Hadoop-2.6.0 DFSClient Hedged Read实现分析

一、简介

      DFSClient Hedged Read是Hadoop-2.4.0引入的一个新特性,如果读取一个数据块的操作比较慢,DFSClient Hedged Read将会开启一个从另一个副本的hedged读操作。我们会选取首先完成的操作,并取消其它操作。这个Hedged读特性将有助于控制异常值,比如由于命中一个坏盘等原因而需要花费较长时间的异常阅读等。

二、开启

      DFSClient Hedged Read特性默认是关闭的。
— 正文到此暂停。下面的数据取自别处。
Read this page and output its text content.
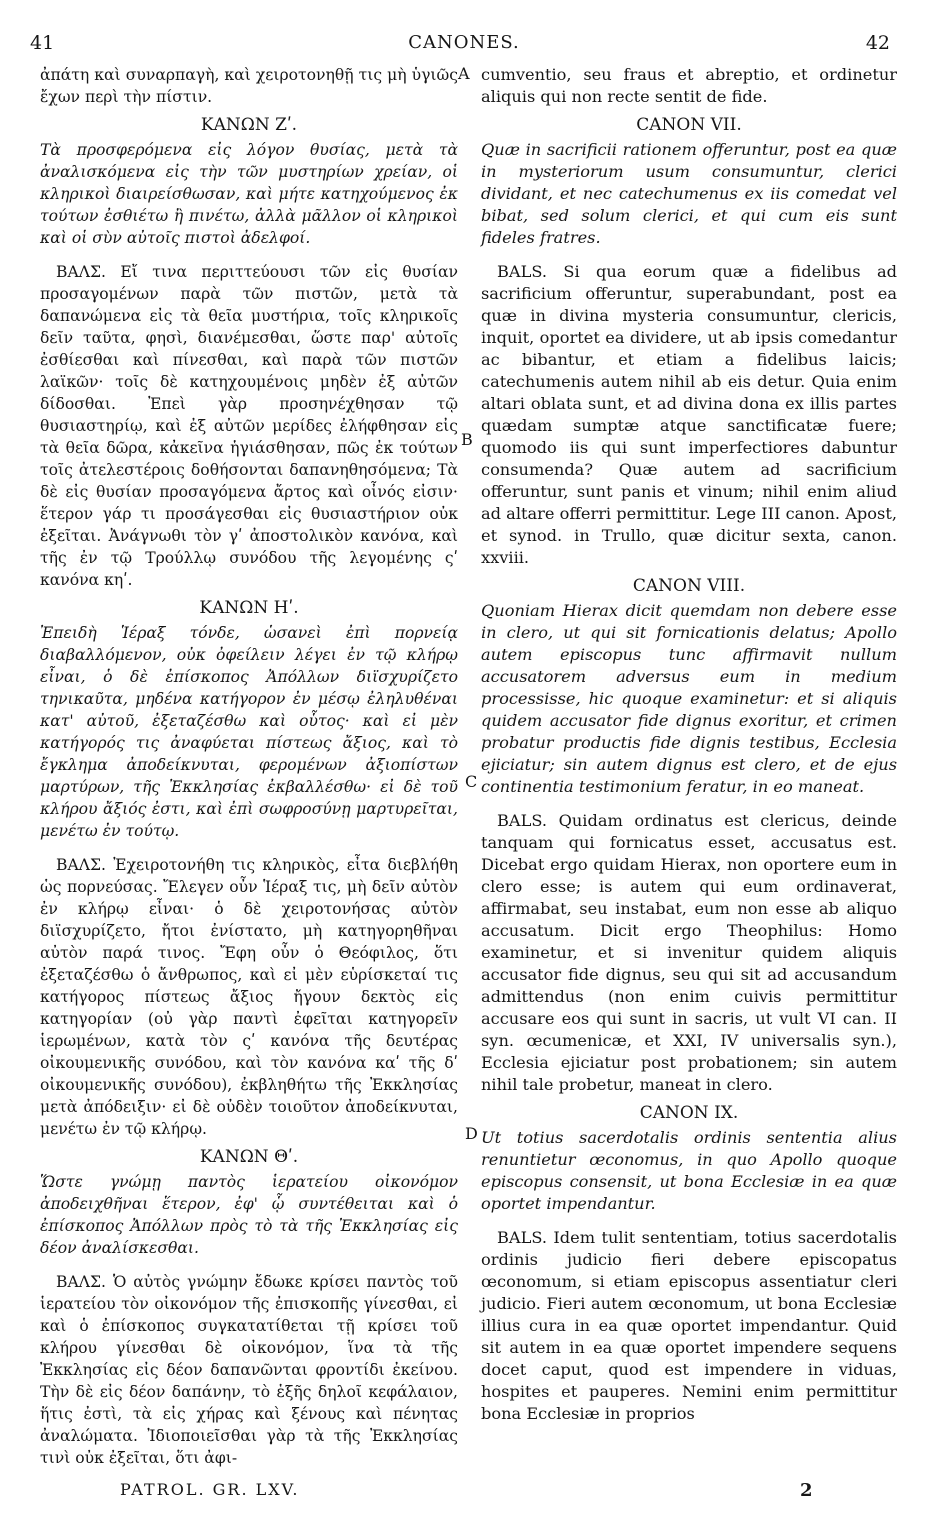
41	CANONES.	42

ἀπάτη καὶ συναρπαγὴ, καὶ χειροτονηθῇ τις μὴ ὑγιῶς ἔχων περὶ τὴν πίστιν.

ΚΑΝΩΝ Ζʹ.

Τὰ προσφερόμενα εἰς λόγον θυσίας, μετὰ τὰ ἀναλισκόμενα εἰς τὴν τῶν μυστηρίων χρείαν, οἱ κληρικοὶ διαιρείσθωσαν, καὶ μήτε κατηχούμενος ἐκ τούτων ἐσθιέτω ἢ πινέτω, ἀλλὰ μᾶλλον οἱ κληρικοὶ καὶ οἱ σὺν αὐτοῖς πιστοὶ ἀδελφοί.

ΒΑΛΣ. Εἴ τινα περιττεύουσι τῶν εἰς θυσίαν προσαγομένων παρὰ τῶν πιστῶν, μετὰ τὰ δαπανώμενα εἰς τὰ θεῖα μυστήρια, τοῖς κληρικοῖς δεῖν ταῦτα, φησὶ, διανέμεσθαι, ὥστε παρ' αὐτοῖς ἐσθίεσθαι καὶ πίνεσθαι, καὶ παρὰ τῶν πιστῶν λαϊκῶν· τοῖς δὲ κατηχουμένοις μηδὲν ἐξ αὐτῶν δίδοσθαι. Ἐπεὶ γὰρ προσηνέχθησαν τῷ θυσιαστηρίῳ, καὶ ἐξ αὐτῶν μερίδες ἐλήφθησαν εἰς τὰ θεῖα δῶρα, κἀκεῖνα ἡγιάσθησαν, πῶς ἐκ τούτων τοῖς ἀτελεστέροις δοθήσονται δαπανηθησόμενα; Τὰ δὲ εἰς θυσίαν προσαγόμενα ἄρτος καὶ οἶνός εἰσιν· ἕτερον γάρ τι προσάγεσθαι εἰς θυσιαστήριον οὐκ ἐξεῖται. Ἀνάγνωθι τὸν γʹ ἀποστολικὸν κανόνα, καὶ τῆς ἐν τῷ Τρούλλῳ συνόδου τῆς λεγομένης ςʹ κανόνα κηʹ.

ΚΑΝΩΝ Ηʹ.

Ἐπειδὴ Ἱέραξ τόνδε, ὡσανεὶ ἐπὶ πορνείᾳ διαβαλλόμενον, οὐκ ὀφείλειν λέγει ἐν τῷ κλήρῳ εἶναι, ὁ δὲ ἐπίσκοπος Ἀπόλλων διϊσχυρίζετο τηνικαῦτα, μηδένα κατήγορον ἐν μέσῳ ἐληλυθέναι κατ' αὐτοῦ, ἐξεταζέσθω καὶ οὗτος· καὶ εἰ μὲν κατήγορός τις ἀναφύεται πίστεως ἄξιος, καὶ τὸ ἔγκλημα ἀποδείκνυται, φερομένων ἀξιοπίστων μαρτύρων, τῆς Ἐκκλησίας ἐκβαλλέσθω· εἰ δὲ τοῦ κλήρου ἄξιός ἐστι, καὶ ἐπὶ σωφροσύνῃ μαρτυρεῖται, μενέτω ἐν τούτῳ.

ΒΑΛΣ. Ἐχειροτονήθη τις κληρικὸς, εἶτα διεβλήθη ὡς πορνεύσας. Ἔλεγεν οὖν Ἱέραξ τις, μὴ δεῖν αὐτὸν ἐν κλήρῳ εἶναι· ὁ δὲ χειροτονήσας αὐτὸν διϊσχυρίζετο, ἤτοι ἐνίστατο, μὴ κατηγορηθῆναι αὐτὸν παρά τινος. Ἔφη οὖν ὁ Θεόφιλος, ὅτι ἐξεταζέσθω ὁ ἄνθρωπος, καὶ εἰ μὲν εὑρίσκεταί τις κατήγορος πίστεως ἄξιος ἤγουν δεκτὸς εἰς κατηγορίαν (οὐ γὰρ παντὶ ἐφεῖται κατηγορεῖν ἱερωμένων, κατὰ τὸν ςʹ κανόνα τῆς δευτέρας οἰκουμενικῆς συνόδου, καὶ τὸν κανόνα καʹ τῆς δʹ οἰκουμενικῆς συνόδου), ἐκβληθήτω τῆς Ἐκκλησίας μετὰ ἀπόδειξιν· εἰ δὲ οὐδὲν τοιοῦτον ἀποδείκνυται, μενέτω ἐν τῷ κλήρῳ.

ΚΑΝΩΝ Θʹ.

Ὥστε γνώμῃ παντὸς ἱερατείου οἰκονόμον ἀποδειχθῆναι ἕτερον, ἐφ' ᾧ συντέθειται καὶ ὁ ἐπίσκοπος Ἀπόλλων πρὸς τὸ τὰ τῆς Ἐκκλησίας εἰς δέον ἀναλίσκεσθαι.

ΒΑΛΣ. Ὁ αὐτὸς γνώμην ἔδωκε κρίσει παντὸς τοῦ ἱερατείου τὸν οἰκονόμον τῆς ἐπισκοπῆς γίνεσθαι, εἰ καὶ ὁ ἐπίσκοπος συγκατατίθεται τῇ κρίσει τοῦ κλήρου γίνεσθαι δὲ οἰκονόμον, ἵνα τὰ τῆς Ἐκκλησίας εἰς δέον δαπανῶνται φροντίδι ἐκείνου. Τὴν δὲ εἰς δέον δαπάνην, τὸ ἑξῆς δηλοῖ κεφάλαιον, ἥτις ἐστὶ, τὰ εἰς χήρας καὶ ξένους καὶ πένητας ἀναλώματα. Ἰδιοποιεῖσθαι γὰρ τὰ τῆς Ἐκκλησίας τινὶ οὐκ ἐξεῖται, ὅτι ἀφι-

A
B
C
D

cumventio, seu fraus et abreptio, et ordinetur aliquis qui non recte sentit de fide.

CANON VII.

Quæ in sacrificii rationem offeruntur, post ea quæ in mysteriorum usum consumuntur, clerici dividant, et nec catechumenus ex iis comedat vel bibat, sed solum clerici, et qui cum eis sunt fideles fratres.

BALS. Si qua eorum quæ a fidelibus ad sacrificium offeruntur, superabundant, post ea quæ in divina mysteria consumuntur, clericis, inquit, oportet ea dividere, ut ab ipsis comedantur ac bibantur, et etiam a fidelibus laicis; catechumenis autem nihil ab eis detur. Quia enim altari oblata sunt, et ad divina dona ex illis partes quædam sumptæ atque sanctificatæ fuere; quomodo iis qui sunt imperfectiores dabuntur consumenda? Quæ autem ad sacrificium offeruntur, sunt panis et vinum; nihil enim aliud ad altare offerri permittitur. Lege III canon. Apost, et synod. in Trullo, quæ dicitur sexta, canon. xxviii.

CANON VIII.

Quoniam Hierax dicit quemdam non debere esse in clero, ut qui sit fornicationis delatus; Apollo autem episcopus tunc affirmavit nullum accusatorem adversus eum in medium processisse, hic quoque examinetur: et si aliquis quidem accusator fide dignus exoritur, et crimen probatur productis fide dignis testibus, Ecclesia ejiciatur; sin autem dignus est clero, et de ejus continentia testimonium feratur, in eo maneat.

BALS. Quidam ordinatus est clericus, deinde tanquam qui fornicatus esset, accusatus est. Dicebat ergo quidam Hierax, non oportere eum in clero esse; is autem qui eum ordinaverat, affirmabat, seu instabat, eum non esse ab aliquo accusatum. Dicit ergo Theophilus: Homo examinetur, et si invenitur quidem aliquis accusator fide dignus, seu qui sit ad accusandum admittendus (non enim cuivis permittitur accusare eos qui sunt in sacris, ut vult VI can. II syn. œcumenicæ, et XXI, IV universalis syn.), Ecclesia ejiciatur post probationem; sin autem nihil tale probetur, maneat in clero.

CANON IX.

Ut totius sacerdotalis ordinis sententia alius renuntietur œconomus, in quo Apollo quoque episcopus consensit, ut bona Ecclesiæ in ea quæ oportet impendantur.

BALS. Idem tulit sententiam, totius sacerdotalis ordinis judicio fieri debere episcopatus œconomum, si etiam episcopus assentiatur cleri judicio. Fieri autem œconomum, ut bona Ecclesiæ illius cura in ea quæ oportet impendantur. Quid sit autem in ea quæ oportet impendere sequens docet caput, quod est impendere in viduas, hospites et pauperes. Nemini enim permittitur bona Ecclesiæ in proprios

PATROL. GR. LXV.	2
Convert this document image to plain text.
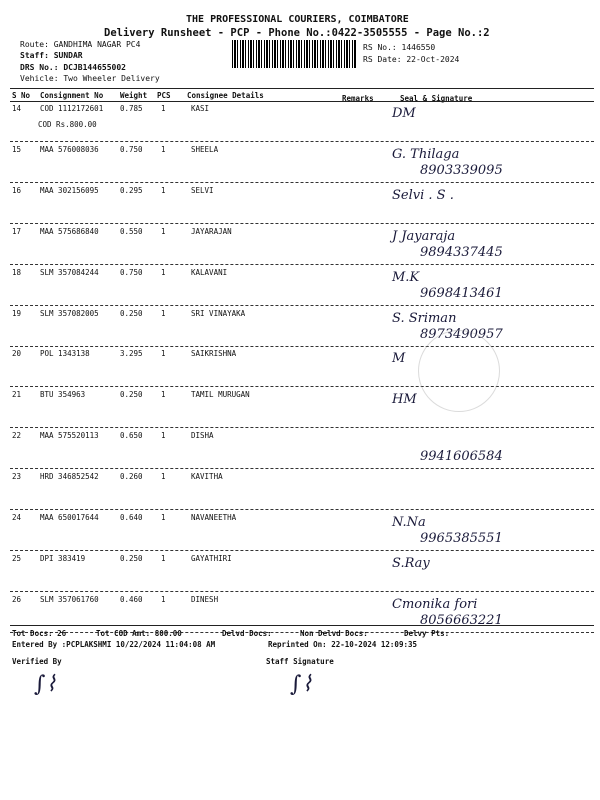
THE PROFESSIONAL COURIERS, COIMBATORE
Delivery Runsheet - PCP - Phone No.:0422-3505555 - Page No.:2
Route: GANDHIMA NAGAR PC4
Staff: SUNDAR
DRS No.: DCJB144655002
Vehicle: Two Wheeler Delivery
RS No.: 1446550
RS Date: 22-Oct-2024
S No Consignment No Weight PCS Consignee Details	Remarks	Seal & Signature
14	COD 1112172601 0.785 1	KASI
COD Rs.800.00
DM
15	MAA 576008036	0.750 1	SHEELA	G. Thilaga
8903339095
16	MAA 302156095	0.295 1	SELVI	Selvi . S .
17	MAA 575686840	0.550 1	JAYARAJAN	J Jayaraja
9894337445
18	SLM 357084244	0.750 1	KALAVANI	M.K
9698413461
19	SLM 357082005	0.250 1	SRI VINAYAKA	S. Sriman
8973490957
20	POL 1343138	3.295 1	SAIKRISHNA	M
21	BTU 354963	0.250 1	TAMIL MURUGAN	HM
22	MAA 575520113	0.650 1	DISHA
9941606584
23	HRD 346852542	0.260 1	KAVITHA
24	MAA 650017644	0.640 1	NAVANEETHA	N.Na
9965385551
25	DPI 383419	0.250 1	GAYATHIRI	S.Ray
26	SLM 357061760	0.460 1	DINESH	Cmonika fori
8056663221
Tot Docs: 26	Tot COD Amt: 800.00	Delvd Docs:	Non Delvd Docs:	Delvy Pts:
Entered By :PCPLAKSHMI 10/22/2024 11:04:08 AM	Reprinted On: 22-10-2024 12:09:35
Verified By	Staff Signature
∫⌇	∫⌇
如果要开启,则需配置如下:

      1、dfs.client.hedged.read.threadpool.size

      并发Hedged 读的线程池大小

      2、dfs.client.hedged.read.threshold.millis

      开启一个Hedged 读前的等待时间(毫秒)

三、实现分析

      1、DFSClient实现

      DFSClient中,定义了一个静态线程池:

    private static ThreadPoolExecutor HEDGED_READ_THREAD_POOL;

      DFSClient的构造函数中,有如下处理:

    this.hedgedReadThresholdMillis = conf.getLong(
        DFSConfigKeys.DFS_DFSCLIENT_HEDGED_READ_THRESHOLD_MILLIS,
        DFSConfigKeys.DEFAULT_DFSCLIENT_HEDGED_READ_THRESHOLD_MILLIS);
    int numThreads = conf.getInt(
        DFSConfigKeys.DFS_DFSCLIENT_HEDGED_READ_THREADPOOL_SIZE,
        DFSConfigKeys.DEFAULT_DFSCLIENT_HEDGED_READ_THREADPOOL_SIZE);
    if (numThreads > 0) {
      this.initThreadsNumForHedgedReads(numThreads);
    }
      根据参数dfs.client.hedged.read.threadpool.size确定是否实例化线程池,而initThreadsNumForHedgedReads()方法如下:

  /**
   * Create hedged reads thread pool, HEDGED_READ_THREAD_POOL, if
   * it does not already exist.
   * @param num Number of threads for hedged reads thread pool.
   * If zero, skip hedged reads thread pool creation.
   */
  private synchronized void initThreadsNumForHedgedReads(int num) {
    if (num <= 0 || HEDGED_READ_THREAD_POOL != null) return;
    HEDGED_READ_THREAD_POOL = new ThreadPoolExecutor(1, num, 60,
        TimeUnit.SECONDS, new SynchronousQueue<Runnable>(),
        new Daemon.DaemonFactory() {
          private final AtomicInteger threadIndex =
            new AtomicInteger(0); 
          @Override
          public Thread newThread(Runnable r) {
            Thread t = super.newThread(r);
            t.setName("hedgedRead-" +
              threadIndex.getAndIncrement());
            return t;
          }
        },
        new ThreadPoolExecutor.CallerRunsPolicy() {

      @Override
      public void rejectedExecution(Runnable runnable,
          ThreadPoolExecutor e) {
        LOG.info("Execution rejected, Executing in current thread");
        HEDGED_READ_METRIC.incHedgedReadOpsInCurThread();
        // will run in the current thread
        super.rejectedExecution(runnable, e);
      }
    });
    HEDGED_READ_THREAD_POOL.allowCoreThreadTimeOut(true);
    if (LOG.isDebugEnabled()) {
      LOG.debug("Using hedged reads; pool threads=" + num);
    }
  }
      实例化了一个ThreadPoolExecutor,corePoolSize大小是1,maximumPoolSize大小是参数,workQueue为一个没有数据缓冲的阻塞队列,ThreadFactory是Hadoop自己实现的后台线程工厂,并自定义了RejectedExecutionHandler,主要是在有异常时实现HEDGED_READ_METRIC.incHedgedReadOpsInCurThread(),即计数器减1。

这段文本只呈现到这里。